In TypeScript the core is about forty lines:
function classify(points: Point[], cfg: Config): Verdict {
const fails = points.filter(p => p.outcome === 'failed').length;
if (fails === 0) return 'stable';
// (1) Same code, different result — the strongest flake proof.
if (hasSameShaContradiction(points)) return 'flaky';
// (4) Never passed in the window.
if (fails === points.length) return 'broken';
// (2) All failures in one trailing block, long enough, with an earlier pass.
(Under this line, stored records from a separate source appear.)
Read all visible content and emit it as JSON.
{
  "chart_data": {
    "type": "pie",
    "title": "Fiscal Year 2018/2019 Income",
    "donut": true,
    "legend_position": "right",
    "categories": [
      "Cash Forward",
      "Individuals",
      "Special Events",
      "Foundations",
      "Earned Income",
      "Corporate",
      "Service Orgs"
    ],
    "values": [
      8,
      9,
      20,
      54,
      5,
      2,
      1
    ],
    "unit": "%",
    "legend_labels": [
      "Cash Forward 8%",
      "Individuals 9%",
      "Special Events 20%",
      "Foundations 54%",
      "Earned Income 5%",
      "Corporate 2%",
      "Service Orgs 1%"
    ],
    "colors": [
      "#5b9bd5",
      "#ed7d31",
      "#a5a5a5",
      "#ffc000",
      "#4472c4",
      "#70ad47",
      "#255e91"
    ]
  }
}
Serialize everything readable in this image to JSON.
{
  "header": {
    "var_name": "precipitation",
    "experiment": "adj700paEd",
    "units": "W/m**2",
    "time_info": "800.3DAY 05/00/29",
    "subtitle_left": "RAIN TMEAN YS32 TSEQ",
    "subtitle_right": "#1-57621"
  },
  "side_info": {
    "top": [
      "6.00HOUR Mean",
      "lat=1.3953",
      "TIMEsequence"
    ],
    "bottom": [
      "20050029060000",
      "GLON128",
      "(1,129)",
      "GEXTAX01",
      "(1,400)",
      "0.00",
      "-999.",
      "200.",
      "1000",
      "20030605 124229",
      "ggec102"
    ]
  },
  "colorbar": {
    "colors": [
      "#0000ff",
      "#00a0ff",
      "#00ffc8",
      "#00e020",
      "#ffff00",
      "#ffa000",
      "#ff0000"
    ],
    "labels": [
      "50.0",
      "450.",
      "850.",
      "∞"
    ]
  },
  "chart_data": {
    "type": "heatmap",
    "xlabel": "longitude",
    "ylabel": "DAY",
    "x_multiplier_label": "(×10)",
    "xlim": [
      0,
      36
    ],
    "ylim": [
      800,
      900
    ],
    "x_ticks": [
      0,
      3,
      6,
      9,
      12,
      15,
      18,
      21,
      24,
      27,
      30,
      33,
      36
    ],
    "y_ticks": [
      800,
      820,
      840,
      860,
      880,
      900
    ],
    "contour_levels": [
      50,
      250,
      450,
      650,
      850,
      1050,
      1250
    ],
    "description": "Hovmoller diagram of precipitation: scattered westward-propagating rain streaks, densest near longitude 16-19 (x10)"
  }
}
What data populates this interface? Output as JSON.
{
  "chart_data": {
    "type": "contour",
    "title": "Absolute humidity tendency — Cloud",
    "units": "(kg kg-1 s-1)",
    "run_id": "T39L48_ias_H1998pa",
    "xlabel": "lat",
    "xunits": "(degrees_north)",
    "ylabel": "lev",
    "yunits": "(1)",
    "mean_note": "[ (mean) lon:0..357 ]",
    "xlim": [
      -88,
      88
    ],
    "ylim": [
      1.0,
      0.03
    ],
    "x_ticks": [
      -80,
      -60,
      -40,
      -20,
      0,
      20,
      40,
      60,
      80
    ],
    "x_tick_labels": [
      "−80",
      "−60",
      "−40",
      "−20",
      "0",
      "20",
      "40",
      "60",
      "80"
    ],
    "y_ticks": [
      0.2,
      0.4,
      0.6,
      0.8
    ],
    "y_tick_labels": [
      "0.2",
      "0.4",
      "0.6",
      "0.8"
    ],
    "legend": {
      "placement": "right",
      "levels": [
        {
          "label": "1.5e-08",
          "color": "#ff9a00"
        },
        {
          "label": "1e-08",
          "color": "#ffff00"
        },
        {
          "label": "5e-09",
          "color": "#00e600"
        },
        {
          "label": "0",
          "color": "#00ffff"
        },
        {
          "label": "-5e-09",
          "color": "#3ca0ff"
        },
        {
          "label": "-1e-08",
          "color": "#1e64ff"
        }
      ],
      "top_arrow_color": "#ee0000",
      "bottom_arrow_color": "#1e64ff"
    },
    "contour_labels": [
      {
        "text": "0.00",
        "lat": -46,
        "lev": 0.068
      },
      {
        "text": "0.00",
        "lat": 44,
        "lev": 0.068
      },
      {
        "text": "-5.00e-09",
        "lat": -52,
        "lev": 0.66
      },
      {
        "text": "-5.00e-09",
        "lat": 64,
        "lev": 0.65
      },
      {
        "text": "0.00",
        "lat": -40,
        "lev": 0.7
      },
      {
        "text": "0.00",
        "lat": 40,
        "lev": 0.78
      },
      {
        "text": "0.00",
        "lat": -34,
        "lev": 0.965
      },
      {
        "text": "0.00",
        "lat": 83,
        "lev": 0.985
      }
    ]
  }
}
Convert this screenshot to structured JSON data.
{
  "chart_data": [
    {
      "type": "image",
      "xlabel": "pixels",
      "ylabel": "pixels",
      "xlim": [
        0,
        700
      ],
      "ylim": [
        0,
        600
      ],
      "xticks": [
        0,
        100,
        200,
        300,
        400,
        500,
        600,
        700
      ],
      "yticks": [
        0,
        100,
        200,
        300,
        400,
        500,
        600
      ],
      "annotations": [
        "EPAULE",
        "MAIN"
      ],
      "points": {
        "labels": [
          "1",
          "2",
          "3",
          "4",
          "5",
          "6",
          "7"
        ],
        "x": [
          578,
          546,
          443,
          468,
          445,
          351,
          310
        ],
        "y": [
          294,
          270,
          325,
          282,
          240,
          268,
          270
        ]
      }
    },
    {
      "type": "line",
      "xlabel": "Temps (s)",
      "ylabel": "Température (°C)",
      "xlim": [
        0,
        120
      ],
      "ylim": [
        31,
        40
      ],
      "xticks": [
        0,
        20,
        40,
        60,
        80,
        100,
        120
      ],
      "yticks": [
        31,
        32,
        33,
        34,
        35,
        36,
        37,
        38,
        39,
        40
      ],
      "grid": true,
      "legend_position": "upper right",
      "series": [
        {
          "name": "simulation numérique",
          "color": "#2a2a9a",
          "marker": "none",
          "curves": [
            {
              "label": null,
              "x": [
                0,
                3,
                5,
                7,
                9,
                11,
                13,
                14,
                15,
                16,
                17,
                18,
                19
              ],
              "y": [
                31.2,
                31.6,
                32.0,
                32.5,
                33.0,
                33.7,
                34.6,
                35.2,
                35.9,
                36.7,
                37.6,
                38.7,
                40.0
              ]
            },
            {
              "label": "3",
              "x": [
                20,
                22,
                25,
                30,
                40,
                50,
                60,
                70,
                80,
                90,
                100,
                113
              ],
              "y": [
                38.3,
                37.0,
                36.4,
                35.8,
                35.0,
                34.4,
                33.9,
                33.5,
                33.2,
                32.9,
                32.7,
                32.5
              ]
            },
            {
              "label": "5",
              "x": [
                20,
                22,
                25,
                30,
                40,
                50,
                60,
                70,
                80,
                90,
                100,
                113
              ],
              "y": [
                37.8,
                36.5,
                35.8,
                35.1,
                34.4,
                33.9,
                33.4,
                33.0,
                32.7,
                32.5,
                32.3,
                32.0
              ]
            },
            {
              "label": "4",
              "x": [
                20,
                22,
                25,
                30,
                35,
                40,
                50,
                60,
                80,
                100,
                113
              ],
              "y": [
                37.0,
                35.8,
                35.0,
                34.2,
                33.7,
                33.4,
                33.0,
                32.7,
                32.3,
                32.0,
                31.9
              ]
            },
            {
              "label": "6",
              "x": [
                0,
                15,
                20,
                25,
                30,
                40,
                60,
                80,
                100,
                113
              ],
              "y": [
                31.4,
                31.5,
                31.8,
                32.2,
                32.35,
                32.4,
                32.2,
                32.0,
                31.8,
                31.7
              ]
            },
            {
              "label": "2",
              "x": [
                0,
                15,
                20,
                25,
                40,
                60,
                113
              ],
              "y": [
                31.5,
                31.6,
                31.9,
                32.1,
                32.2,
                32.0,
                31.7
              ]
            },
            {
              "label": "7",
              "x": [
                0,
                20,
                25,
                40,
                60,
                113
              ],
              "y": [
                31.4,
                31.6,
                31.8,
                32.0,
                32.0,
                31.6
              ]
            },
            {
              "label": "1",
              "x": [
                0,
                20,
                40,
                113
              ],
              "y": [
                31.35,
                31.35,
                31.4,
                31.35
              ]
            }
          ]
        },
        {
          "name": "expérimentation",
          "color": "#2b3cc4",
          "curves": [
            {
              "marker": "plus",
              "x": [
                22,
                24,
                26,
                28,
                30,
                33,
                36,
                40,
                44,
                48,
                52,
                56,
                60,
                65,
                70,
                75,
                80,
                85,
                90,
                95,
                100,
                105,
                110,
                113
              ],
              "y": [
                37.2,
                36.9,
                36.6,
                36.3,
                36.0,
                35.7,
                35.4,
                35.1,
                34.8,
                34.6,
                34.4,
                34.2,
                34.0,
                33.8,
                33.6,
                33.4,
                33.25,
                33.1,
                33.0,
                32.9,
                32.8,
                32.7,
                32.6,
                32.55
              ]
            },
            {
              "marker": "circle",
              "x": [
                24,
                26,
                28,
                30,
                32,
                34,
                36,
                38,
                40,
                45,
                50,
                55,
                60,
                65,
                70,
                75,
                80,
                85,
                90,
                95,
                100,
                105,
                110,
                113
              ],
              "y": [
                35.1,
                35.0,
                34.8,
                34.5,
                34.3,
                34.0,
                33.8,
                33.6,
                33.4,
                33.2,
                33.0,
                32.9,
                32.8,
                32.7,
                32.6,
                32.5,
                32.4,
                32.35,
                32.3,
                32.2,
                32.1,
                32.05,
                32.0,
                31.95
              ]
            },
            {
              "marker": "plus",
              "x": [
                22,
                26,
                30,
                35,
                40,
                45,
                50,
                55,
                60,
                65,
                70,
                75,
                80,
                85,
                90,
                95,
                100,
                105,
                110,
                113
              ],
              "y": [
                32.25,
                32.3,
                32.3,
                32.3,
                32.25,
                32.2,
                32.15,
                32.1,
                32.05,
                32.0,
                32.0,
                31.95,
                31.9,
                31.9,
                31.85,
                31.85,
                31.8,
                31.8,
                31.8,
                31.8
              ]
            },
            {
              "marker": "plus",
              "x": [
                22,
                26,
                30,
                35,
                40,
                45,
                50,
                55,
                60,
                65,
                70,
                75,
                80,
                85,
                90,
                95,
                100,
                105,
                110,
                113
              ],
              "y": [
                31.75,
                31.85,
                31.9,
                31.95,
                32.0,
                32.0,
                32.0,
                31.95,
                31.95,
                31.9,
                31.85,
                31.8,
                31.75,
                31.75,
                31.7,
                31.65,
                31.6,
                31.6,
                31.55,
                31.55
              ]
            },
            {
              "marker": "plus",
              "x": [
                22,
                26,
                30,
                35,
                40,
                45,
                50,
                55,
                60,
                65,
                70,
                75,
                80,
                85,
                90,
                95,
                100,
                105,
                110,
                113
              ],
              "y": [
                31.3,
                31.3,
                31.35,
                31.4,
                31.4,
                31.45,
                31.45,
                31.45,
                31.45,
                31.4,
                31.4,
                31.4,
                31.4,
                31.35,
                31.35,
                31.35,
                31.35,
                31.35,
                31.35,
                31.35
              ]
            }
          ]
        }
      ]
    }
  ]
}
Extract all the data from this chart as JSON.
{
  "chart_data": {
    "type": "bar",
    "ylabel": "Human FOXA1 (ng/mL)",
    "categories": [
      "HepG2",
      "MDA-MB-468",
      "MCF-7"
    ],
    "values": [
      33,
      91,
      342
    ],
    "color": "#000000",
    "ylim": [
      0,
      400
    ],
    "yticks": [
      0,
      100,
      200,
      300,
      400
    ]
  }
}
const trailing = trailingFailures(points);
const hadEarlierPass = points
.slice(0, points.length - trailing)
.some(p => p.outcome === 'passed');
if (trailing === fails && trailing >= cfg.regressionMinConsecutive && hadEarlierPass) {
return 'regression';
}
// (3) Intermittent red that keeps recovering.
return 'flaky';
}
Note trailing === fails: if there are also older, scattered failures, the red isn’t a clean regression — it’s an intermittent test, so we fall through to flaky. Precision matters here; a false “regression” that’s really a flake trains people to ignore the label.
Quarantine, don’t retry
Classification only helps if the CI gate acts on it. The rule that keeps a suite trustworthy:
- A regression or a broken test failing on the latest run blocks the build. That’s the whole point — catch real breakage.
- A quarantined flaky test failing does not block. It’s still recorded, still shows up on the dashboard, still owes someone a fix — but it cannot hold merges hostage.
A test earns quarantine by being classified flaky and crossing a flake-rate threshold (failures ÷ runs, over a recent window), or by a human pinning it. Crucially, we never auto-retry to hide the failure — we measure the flake rate and surface it. A flake you can see on a dashboard gets fixed; a flake your CI silently swallowed on rerun gets worse.
This is an abstain gate. When the evidence says “this red is noise,” the gate declines to fail the build — but it says so out loud, with a number attached, instead of pretending everything’s fine.
Where this really bites: integration-heavy products
This isn’t academic. Any product that lives inside other people’s systems has this problem in the extreme. Think of a library link-resolver like LibKey that plants “one-click to the PDF” links inside dozens of third-party discovery platforms, databases, and now AI tools — every one an external surface that can change under you overnight. When your e2e test goes red there, “your regression” and “a partner’s page changed” are genuinely hard to distinguish from a single run. The only way to stay sane is to look at the history: a same-SHA contradiction says flake; a clean green→red-on-the-newest-commit says the last thing you shipped broke it.
The same is true for browser extensions testing against live publisher DOMs, mobile apps across OS versions, and anything with a big matrix of institutional configurations. The more external surface area, the more your quality signal has to come from patterns over time, not any single red/green.
What I deliberately left out
Because judgment is the job:
- No retry-until-green. Explained above — it’s the anti-pattern this whole approach exists to replace.
- No statistical confidence intervals (yet). With a short history, a Wilson/Bayesian interval on the flake rate is the honest next step before auto-quarantining a test on thin evidence. The threshold plus a minimum-consecutive guard stand in for now, and I’d add the interval before trusting auto-quarantine at scale.
- A JSON file for storage, not a database. The store is an append-only list with the exact shape a
test_resultstable would have; the dashboard query is a windowed group-by. Swapping in Postgres is a store-layer change, not a rewrite.
The takeaway
Flaky tests aren’t a moral failing to be stamped out with reruns — they’re a signal to be measured. Record every run with its commit, let the history tell you same-SHA-contradiction (flake) from monotone-trailing-red (regression), quarantine the flakes loudly, and block only what’s real. It’s a few dozen lines of code, and it turns a red build back into something that means what it says.